BARTÔ, OBRIGADO!

Homenagem e nota de pesar pelo falecimento de Bartholomeu Wiese (1962-2025)

COLUNA HUMBERTO AMORIM

7/30/20256 min read

Há alguns meses acompanhava com preocupação as notícias sobre o estado de saúde do professor e violonista Bartholomeu Wiese (Ituporanga, SC, 07/09/1962 – Rio de Janeiro, RJ, 29/07/2025). Na noite de ontem, 29 de julho, uma terça-feira de inverno com frio e ventania, chegou a triste e irremediável notícia: após dura batalha contra um câncer que o acometeu em 2024, faleceu, aos 62 anos, um dos personagens mais queridos do violão carioca nas últimas décadas.

Querido não somente pelo que fez como músico, professor e agitador cultural, mas pela personalidade sorridente e solícita, sempre pronto a ajudar as pessoas ou encontrar uma sacada divertida com a sua inteligência e senso de humor aguçados. De gerações diferentes, nunca fomos amigos próximos, mas tive o privilégio de conviver por 18 anos com Bartô nos corredores e salas da UFRJ como colega de departamento. Neste ínterim, pude aprender com o seu convívio e presenciar as muitas ações decisivas que ele capitaneou dentro da instituição.

Algumas delas merecem nota particular: em princípios dos anos 2000, Bartholomeu foi o idealizador e motor do conjunto “Violões da UFRJ” (ativo até hoje), grupo camerístico formado por alunos/as da graduação que, ao longo de suas variadas formações, destacou-se pela qualidade e criatividade, chegando a gravar CD’s e a realizar turnês internacionais; ainda na década de 2000, foi chefe de departamento em uma gestão de importantes realizações; nas décadas de 2000 e 2010, cumpriu um papel decisivo nas sucessivas edições dos festivais internacionais de violão da UFRJ, eventos que trouxeram alguns dos principais violonistas do mundo para os palcos de nossa universidade; na década de 2010, foi Bartholomeu quem liderou a criação dos cursos inovadores de Bacharelado em Bandolim e Bacharelado em Cavaquinho (hoje consolidados), projetos que defendeu com competência e brilhantismo em todas as instâncias institucionais; mais recentemente, foi o grande articulador dos títulos de Doutor Honoris Causa que serão concedidos aos lendários irmãos Assad. Todas iniciativas únicas que já confeririam a ele um lugar privilegiado na história da universidade e de nosso instrumento.

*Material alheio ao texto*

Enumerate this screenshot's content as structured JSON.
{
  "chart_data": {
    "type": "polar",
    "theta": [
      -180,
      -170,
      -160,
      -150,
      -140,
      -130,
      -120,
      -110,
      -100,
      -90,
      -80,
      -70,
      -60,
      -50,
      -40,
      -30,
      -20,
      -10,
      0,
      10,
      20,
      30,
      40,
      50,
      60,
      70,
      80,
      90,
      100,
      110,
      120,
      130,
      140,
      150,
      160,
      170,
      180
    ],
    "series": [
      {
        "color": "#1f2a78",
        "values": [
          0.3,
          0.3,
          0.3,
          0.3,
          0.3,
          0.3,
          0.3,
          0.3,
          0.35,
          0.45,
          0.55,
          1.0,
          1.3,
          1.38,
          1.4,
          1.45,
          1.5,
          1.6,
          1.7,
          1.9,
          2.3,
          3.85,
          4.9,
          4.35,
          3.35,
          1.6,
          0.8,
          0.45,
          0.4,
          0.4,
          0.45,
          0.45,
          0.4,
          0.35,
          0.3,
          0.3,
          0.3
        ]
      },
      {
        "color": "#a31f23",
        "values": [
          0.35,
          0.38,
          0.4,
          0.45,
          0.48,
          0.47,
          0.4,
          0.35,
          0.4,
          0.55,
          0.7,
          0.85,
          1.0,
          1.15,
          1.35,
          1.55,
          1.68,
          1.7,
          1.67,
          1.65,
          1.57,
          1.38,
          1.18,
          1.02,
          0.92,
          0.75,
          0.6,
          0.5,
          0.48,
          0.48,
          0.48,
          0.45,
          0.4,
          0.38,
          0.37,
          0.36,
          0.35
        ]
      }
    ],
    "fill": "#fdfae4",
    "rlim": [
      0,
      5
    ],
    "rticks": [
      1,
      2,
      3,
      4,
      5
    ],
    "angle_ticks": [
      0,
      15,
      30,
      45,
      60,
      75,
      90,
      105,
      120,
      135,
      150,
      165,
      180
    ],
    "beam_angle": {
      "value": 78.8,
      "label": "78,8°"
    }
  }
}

Mas não foi só. Há também um legado decisivo como violonista, professor e pesquisador. Como músico, foi um virtuose versátil, transitando com naturalidade entre a música de concerto e a popular e atuando tanto como solista de orquestras sinfônicas quanto como integrante de grupos instrumentais icônicos (Galo Preto e Orquestra de Cordas Brasileiras). O pesquisador deixou a sua marca em trabalhos fundamentais sobre Radamés Gnattali (mestrado) e sobre a utilização do dedo mínimo da mão direita no repertório para violão solista (doutorado concluído em 2013, na UNIRIO, sob orientação de Luís Otávio Braga), pesquisa que se tornou referência nos estudos sobre o tema. Já do professor, bem... Mais difícil escrever sem se emocionar, pois Bartô conseguia despertar nos estudantes um carinho e respeito que ia para muito além da relação aluno/professor. E isto não há muito como explicar, porque, além da dedicação e competência no ofício, existe um componente de bondade, generosidade e humanidade que não encontra tradução imediata em palavras. Os diversos depoimentos emocionados de alguns de seus alunos e ex-alunos que pululam nas redes dão uma pequena dimensão de suas virtudes: era alguém sempre disposto a ajudar com o seu melhor, de forma gratuita e despretensiosa.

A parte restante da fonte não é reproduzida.